Kawasaki’s KLR650 is THE classic thumper but with Trevor Marc Hughes as pilot the motorcycle transcends its dual sport role to become a time machine. With Zero Avenue to Peace Park Trevor steers a course into a past filled with cowboys, prospectors, railway men, lawmen and bad men. It’s a meditation on the colours and flavours of the Old Canadian West and a discourse on Canada’s not always easy relationship with her closest neighbour. As passengers on the pilion, we’re taken to towns that once boomed but have now nearly vanished from view, leaving behind only the names of the scoundrels and dreamers who built them. The Road is a feature element in Zero Avenue to Peace Park, a near-living entity that all motorcycle riders everywhere must ultimately encounter, endure, and enjoy as does Trevor, who sets a gentle, meditative tone to chapters of exploration. His writing is framed by the iron of tireless research and underscored by the musical notes of a relentless motorcycle as Zero Avenue to Peace Park, the Journey of an Everyman, brings new life to the dusty streets and forgotten people of long ago.

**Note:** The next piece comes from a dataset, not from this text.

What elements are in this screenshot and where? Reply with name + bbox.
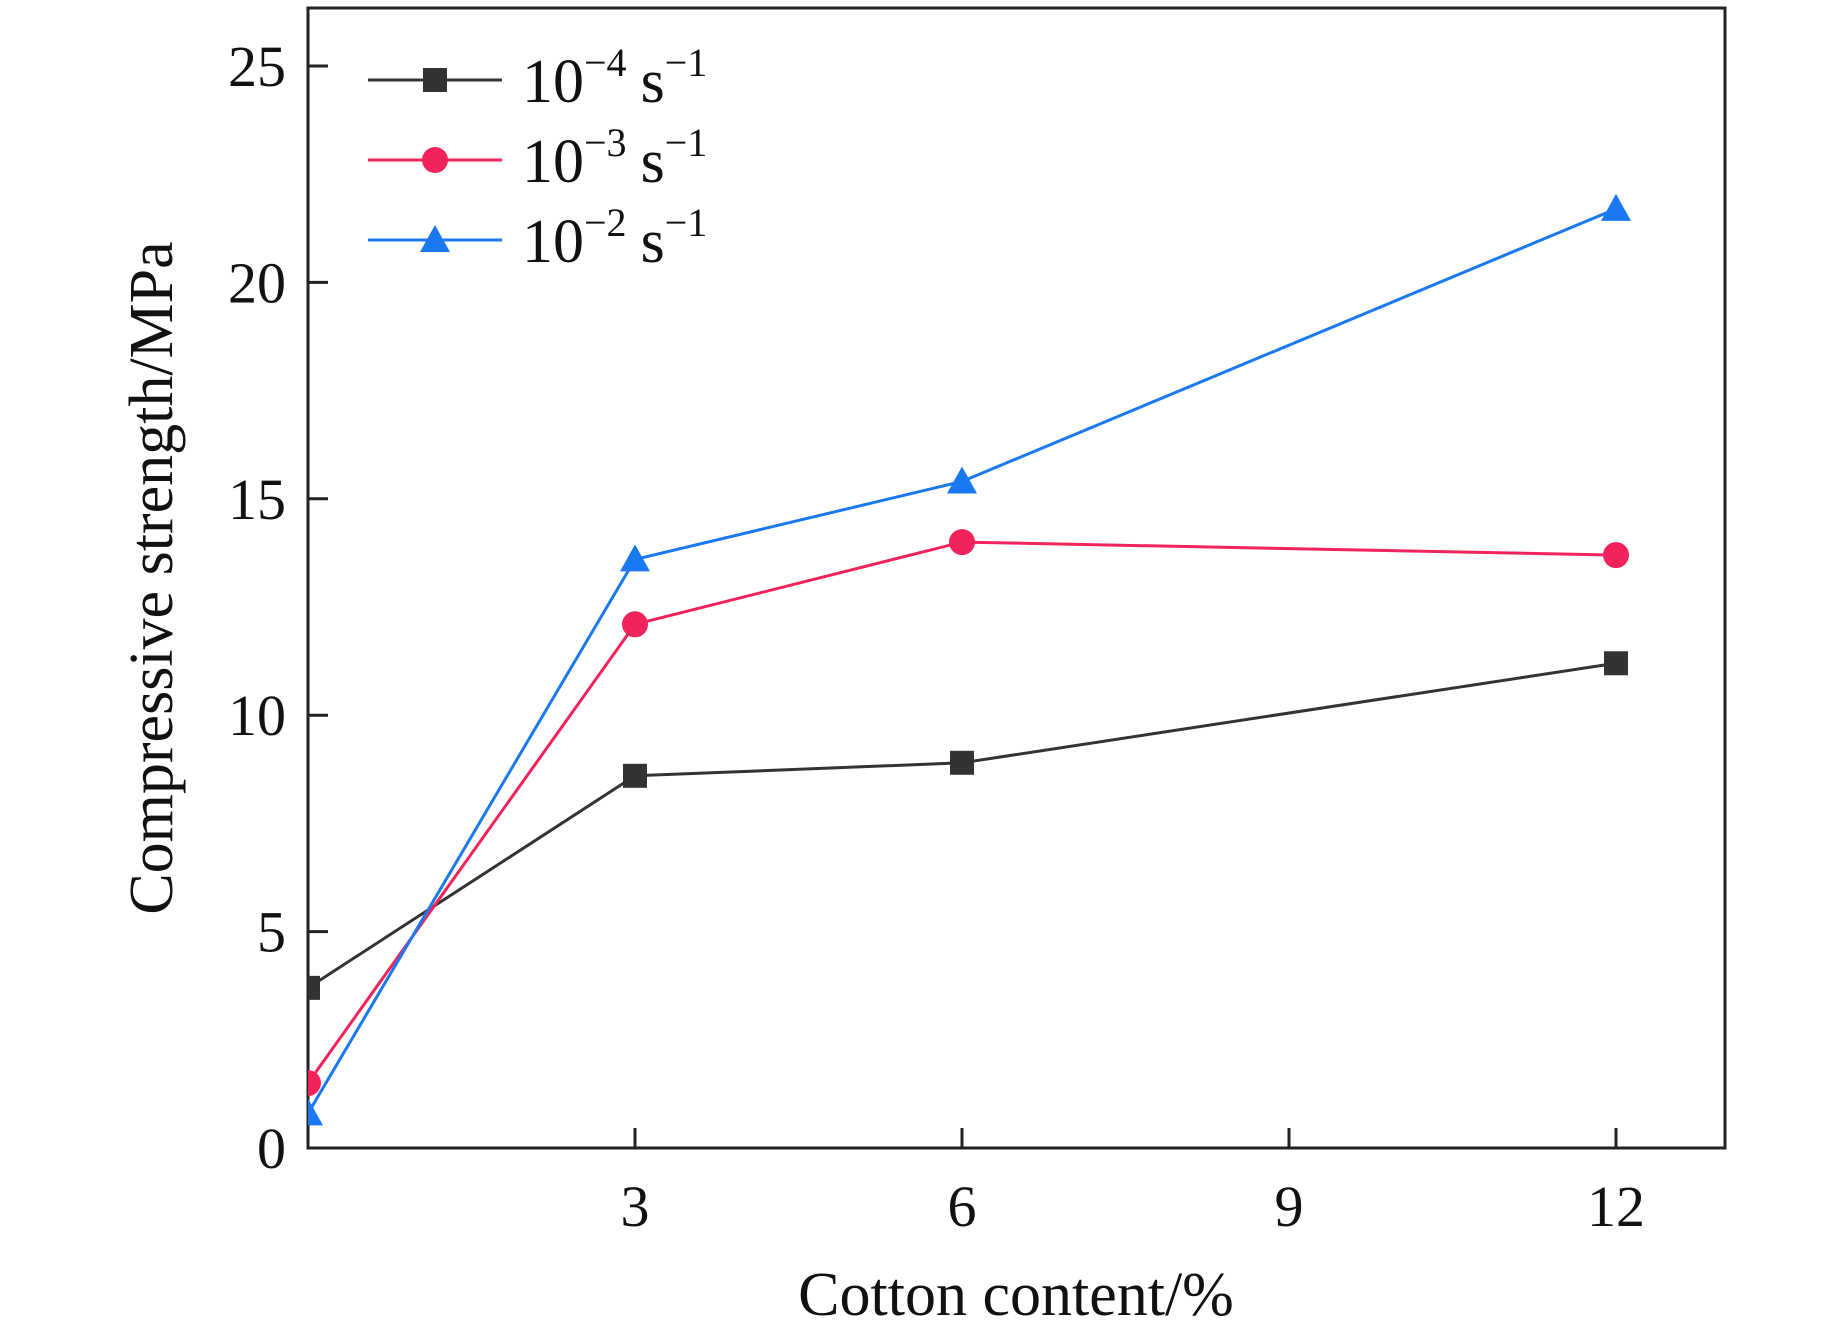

-John Campbell, editor Canadian Biker
Like his first book, Zero Avenue to Peace Park is as honest an account as you could hope to read. The author puts aside ego and image, giving us an uncut, dropped-my-bike-before-I-even-started account. Combine that with a total lack of pretentiousness and an unpadded outlook, and Trevor has the perfect formula for many more voyages and subsequent stories to share with all of us.
-Marcus Martellacci, Motorcycle Mojo
Praise for “Nearly 40 on the 37: triumph and trepidation on the Stewart-Cassiar Highway”…
I hope that this heartfelt account will inspire others to come north and behold the wonder of land unlike any other, the most stunningly beautiful place in Canada.
–Wade Davis, Explorer in Residence, National Geographic Society
…readers will find a sense of familiarity in these pages, and a welcome dose of honesty…a fun, quick read.
-Marcus Martellacci, Motorcycle Mojo
Very few backcountry riders ever admit to fear and anxiety. Trevor’s admission lends a whole new level of credibility to his writing.
–John Campbell, Canadian Biker Magazine
Hughes has a gift for writing; he’s personable, relatable, honest and well-spoken, and writes in an endearing, welcoming and inoffensive manner that makes it easy to keep flipping the pages.
-Graeme Jones, Inside Motorcycles
Written with honesty and humour, it is a story that even non-motorcyclists will find engaging.
– Kirsten Armleder, RidersWest Magazine
…it is his trepidation that gives his account a sense of honesty that is often missing from travel stories.
–Terry Peters, The North Shore News
…a well-written and interesting read…It’s a book that you’ll want to pick up and finish.
–Dan McAfee, Canadianmotorcyclerider.ca
Zero Avenue to Peace Park (ISBN 978-0-9918590-3-0)
Two years after the Stewart-Cassiar adventure, I came up with an idea while riding along a remarkably straight ribbon of road that travels along the 49th Parallel, thirty kilometres east from its starting point in White Rock, British Columbia and mere feet from the border with the United States of America. What would I discover for myself if I rode my Kawasaki KLR650 close to the border, continuing east? Would I learn more about why that border is where it is in the first place and how it shaped the province I call home? Would I learn more about how Canada and the United States have learned to live as neighbours?
Serendipity had me riding with a friend from Colorado that I had met while traveling north along the Stewart-Cassiar Highway, Wes Taylor, and we would also talk about our nations and our experiences growing up with our own nationalities. As we adventured on our KLR650s through the ghost towns and small communities of the Kootenay region of British Columbia and further, we would together discover more about the province of B.C., about our countries and ourselves and our need for adventure.
Nearly 40 on the 37 (ISBN 978-0-9918590-0-9)
In August 2012, I rode north into, what was for me, the unknown.
The Stewart-Cassiar Highway became a motorcycle journey I would never forget into a part of British Columbia seldom written about and along a road often blasted through to get somewhere else. I found Highway 37 to be fascinating in its own right, wrote an article for Canadian Biker about my exploration of the communities, places and people I found along the way and found there to be so much more to describe.
So I wrote a book.
During the writing of the article and book I kept in touch with one of my heroes, anthropologist Wade Davis. We had an email correspondence in which he agreed to read my book. He then wrote a wonderful statement about the book itself, part of which I’m proud to have included on the front cover. That part of northern British Columbia is truly a “wonder of land unlike any other, the most stunningly beautiful place in Canada.”